If the Red Sox are still looking outside the organization to improve their rotation, their options are quite limited, and the number could shrink by the day. Mike Clevinger, Michael Lorenzen, Hyun Jin Ryu are the best starters that remain on the market. And with Sox pitchers and catchers set to report on Feb. 14, Boston needs to make a choice, fast.

Winter Weekend, the Red Sox's winter fan festival, has left a lot of their options up in the air. Garrett Whitlock's huge physical transformation — which has drawn him comparisons to Jon Lester — could put him at a better place to take on the responsibilities of a starting pitcher. This is Whitlock's first healthy offseason in five years, and with adequate time to prepare, he could slot into the starting rotation nicely.

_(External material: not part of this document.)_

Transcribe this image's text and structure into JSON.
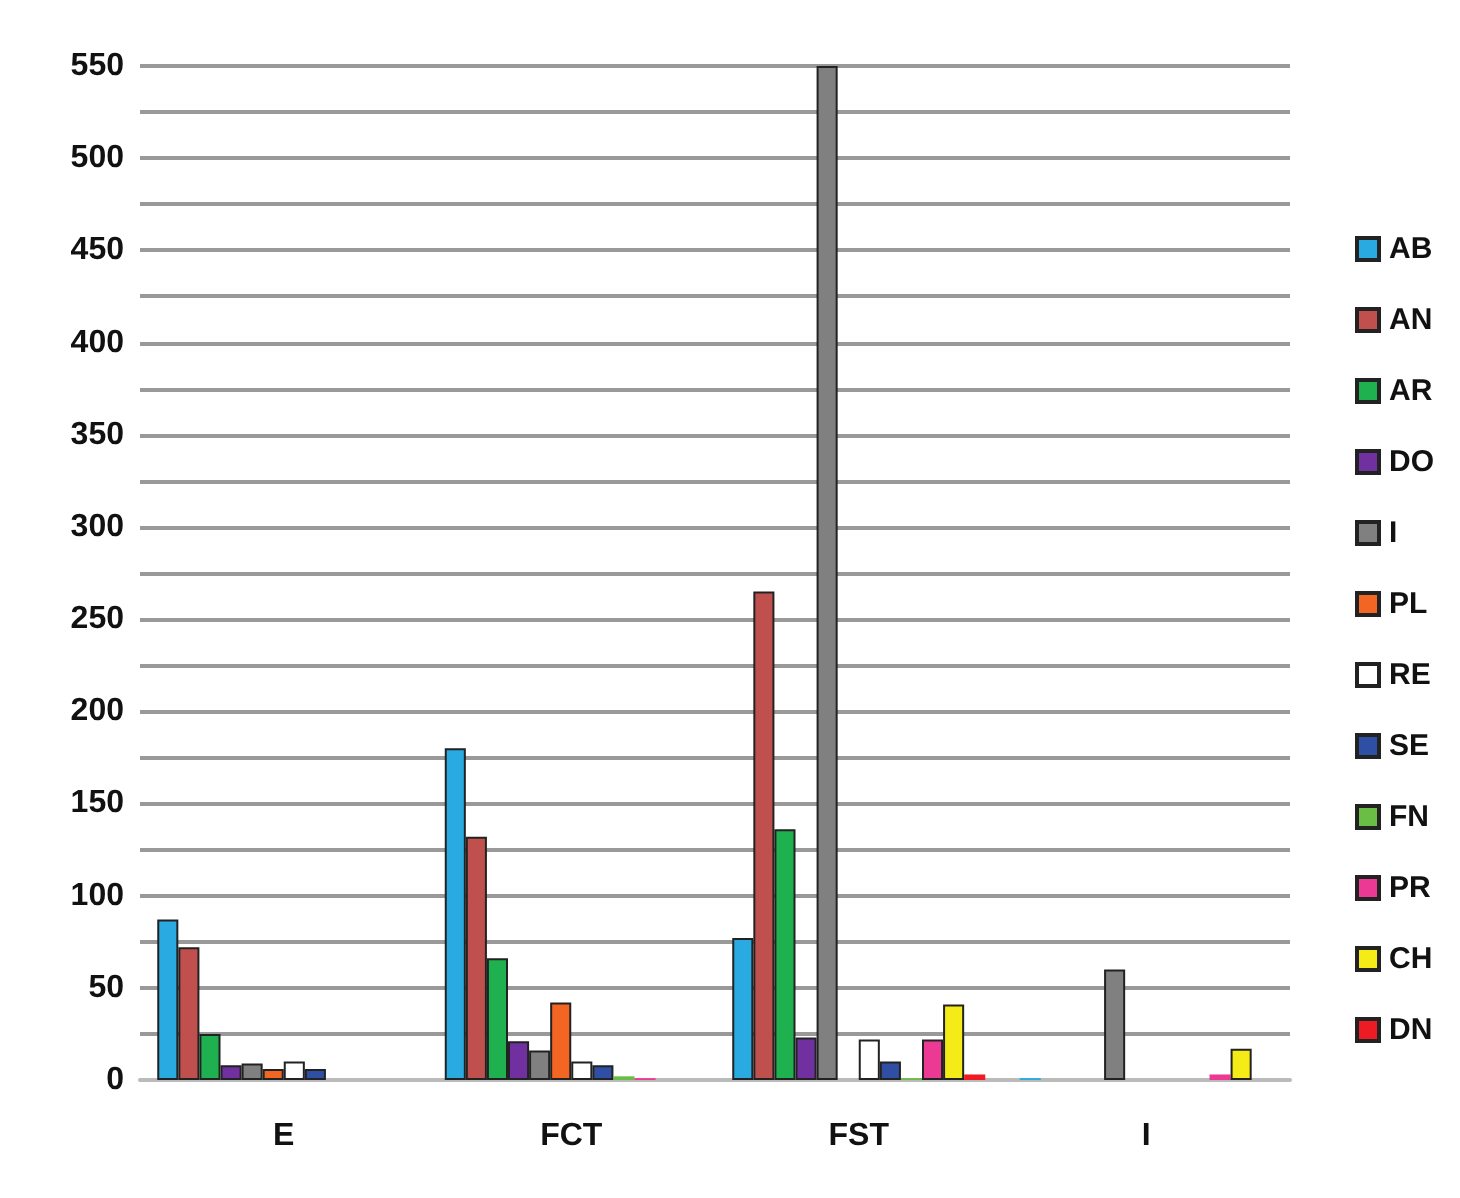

Not as nicely as a true starter would. But good enough for the Sox this year.

The Dodgers are signing former Red Sox pitcher James Paxton

The Whitlock-Nick-Pivetta starting plan isn't necessary, though. Boston could've brought Paxton back for another year and stayed under the first luxury tax threshold if he was willing to accept the same deal from the Red Sox that he's likely to take from the Dodgers.

But a lot of players probably aren't willing to do so. In their current state, the Red Sox will be lucky to sniff the playoffs — they're coming off two straight last-place seasons in the most competitive division in baseball.

The Dodgers are a different story. They're tired of being booted in the early rounds of the playoffs or losing the World Series. Los Angeles pursued the highest quality talent the free agent market had to offer and brought nearly every top option to its squad.

Any player would accept a reasonable deal from the Dodgers at this point. The chance to play with generational talent on an almost definitely playoff-bound team is too good to pass up, even with a huge offer from the Sox on the table.

The Red Sox wouldn't make a huge offer and there's quite little star power on this current roster. Boston will continue to lose free agents to other, more desirable clubs if it doesn't make a change soon.